2. Scope of Employment under Texas Law The central issue in this case is whether Agent Perry was acting within the “course and scope” of his employment. This question also determines the Court’s jurisdiction under the FTCA.2 Because the conduct at issue occurred in Texas, Texas law supplies the rule of decision governing the course-and-scope analysis. See Bodin v. Vagshenian, 462 F.3d 481, 484 (5th Cir. 2006) (stating that the scope of employment determination is governed by the law of the state where the claim arises). Under Texas law, an employee acts within the course and scope of employment when performing duties that: (1) fall within the general authority conferred by the employer; (2) are in furtherance of the employer’s business; and (3) are intended, at least in part, to accomplish the

employer’s purpose. Painter v. Amerimex Drilling I, Ltd., 561 S.W.3d 125, 129 (Tex. 2018).

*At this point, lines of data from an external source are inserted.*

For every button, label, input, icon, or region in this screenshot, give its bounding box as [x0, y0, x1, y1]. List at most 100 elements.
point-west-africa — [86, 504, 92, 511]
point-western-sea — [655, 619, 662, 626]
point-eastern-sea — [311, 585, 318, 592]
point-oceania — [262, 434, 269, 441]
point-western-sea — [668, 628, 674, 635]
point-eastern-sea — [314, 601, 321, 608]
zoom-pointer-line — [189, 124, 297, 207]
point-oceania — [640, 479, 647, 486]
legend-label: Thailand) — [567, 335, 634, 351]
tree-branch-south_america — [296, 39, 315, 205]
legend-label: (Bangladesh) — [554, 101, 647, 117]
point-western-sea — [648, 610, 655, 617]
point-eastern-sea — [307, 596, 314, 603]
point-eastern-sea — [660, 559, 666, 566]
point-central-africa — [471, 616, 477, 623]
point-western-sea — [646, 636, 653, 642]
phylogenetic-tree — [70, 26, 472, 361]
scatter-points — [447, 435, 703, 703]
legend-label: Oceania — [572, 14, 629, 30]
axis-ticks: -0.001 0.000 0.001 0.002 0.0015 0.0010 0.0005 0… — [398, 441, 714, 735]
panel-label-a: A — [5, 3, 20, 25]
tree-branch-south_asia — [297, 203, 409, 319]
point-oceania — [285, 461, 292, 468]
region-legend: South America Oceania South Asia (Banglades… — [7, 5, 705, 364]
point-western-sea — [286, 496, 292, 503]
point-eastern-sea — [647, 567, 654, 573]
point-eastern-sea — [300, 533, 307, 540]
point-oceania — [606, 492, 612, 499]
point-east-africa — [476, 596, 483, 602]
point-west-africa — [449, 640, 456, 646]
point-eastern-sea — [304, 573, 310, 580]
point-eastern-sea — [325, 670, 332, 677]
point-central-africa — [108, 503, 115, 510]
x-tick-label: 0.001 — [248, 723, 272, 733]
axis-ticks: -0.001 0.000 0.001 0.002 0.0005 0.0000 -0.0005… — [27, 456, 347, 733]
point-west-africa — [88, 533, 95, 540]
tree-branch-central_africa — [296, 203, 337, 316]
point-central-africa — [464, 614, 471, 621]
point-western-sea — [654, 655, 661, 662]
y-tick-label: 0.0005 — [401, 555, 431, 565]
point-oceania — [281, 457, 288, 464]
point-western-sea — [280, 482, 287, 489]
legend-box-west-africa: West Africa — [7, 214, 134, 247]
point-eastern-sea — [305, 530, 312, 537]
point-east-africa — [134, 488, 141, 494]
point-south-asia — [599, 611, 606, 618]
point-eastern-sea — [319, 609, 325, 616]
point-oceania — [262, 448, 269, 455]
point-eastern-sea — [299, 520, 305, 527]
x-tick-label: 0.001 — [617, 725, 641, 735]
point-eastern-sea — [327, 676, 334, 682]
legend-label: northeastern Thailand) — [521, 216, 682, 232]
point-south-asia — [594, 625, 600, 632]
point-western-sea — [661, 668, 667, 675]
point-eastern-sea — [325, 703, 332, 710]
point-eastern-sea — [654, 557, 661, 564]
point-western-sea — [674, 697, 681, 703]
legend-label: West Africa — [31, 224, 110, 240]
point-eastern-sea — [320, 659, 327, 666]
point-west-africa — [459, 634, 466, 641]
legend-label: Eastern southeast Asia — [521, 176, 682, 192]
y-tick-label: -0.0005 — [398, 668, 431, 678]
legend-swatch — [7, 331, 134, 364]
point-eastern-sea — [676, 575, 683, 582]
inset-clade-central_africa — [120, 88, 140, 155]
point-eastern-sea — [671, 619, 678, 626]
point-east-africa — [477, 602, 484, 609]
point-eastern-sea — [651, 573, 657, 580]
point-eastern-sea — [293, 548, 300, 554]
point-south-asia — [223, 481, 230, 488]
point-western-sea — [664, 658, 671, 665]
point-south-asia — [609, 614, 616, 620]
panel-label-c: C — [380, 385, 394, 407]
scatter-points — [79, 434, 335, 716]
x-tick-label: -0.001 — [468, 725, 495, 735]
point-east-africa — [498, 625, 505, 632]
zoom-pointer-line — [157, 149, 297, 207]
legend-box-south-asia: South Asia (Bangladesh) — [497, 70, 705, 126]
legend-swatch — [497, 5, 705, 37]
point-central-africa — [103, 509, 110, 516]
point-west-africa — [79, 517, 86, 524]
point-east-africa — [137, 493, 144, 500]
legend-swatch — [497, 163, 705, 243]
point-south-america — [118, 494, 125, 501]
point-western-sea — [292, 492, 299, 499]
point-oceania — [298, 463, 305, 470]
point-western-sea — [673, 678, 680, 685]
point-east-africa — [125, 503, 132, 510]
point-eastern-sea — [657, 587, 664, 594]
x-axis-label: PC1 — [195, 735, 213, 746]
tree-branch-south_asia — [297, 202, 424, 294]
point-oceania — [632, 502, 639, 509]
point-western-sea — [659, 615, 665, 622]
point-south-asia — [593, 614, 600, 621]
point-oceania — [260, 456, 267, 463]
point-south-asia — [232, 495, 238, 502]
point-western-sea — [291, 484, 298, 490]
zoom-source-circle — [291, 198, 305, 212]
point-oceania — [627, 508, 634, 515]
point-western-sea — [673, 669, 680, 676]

Those principles guide the Court’s analysis of whether Plaintiff’s allegations plausibly establish that Agent Perry’s actions fell within that scope. 3. Analysis The Government contends that the facts in Plaintiff’s Complaint are insufficient to show that Agent Perry was acting within the course and scope of his employment when the accident occurred.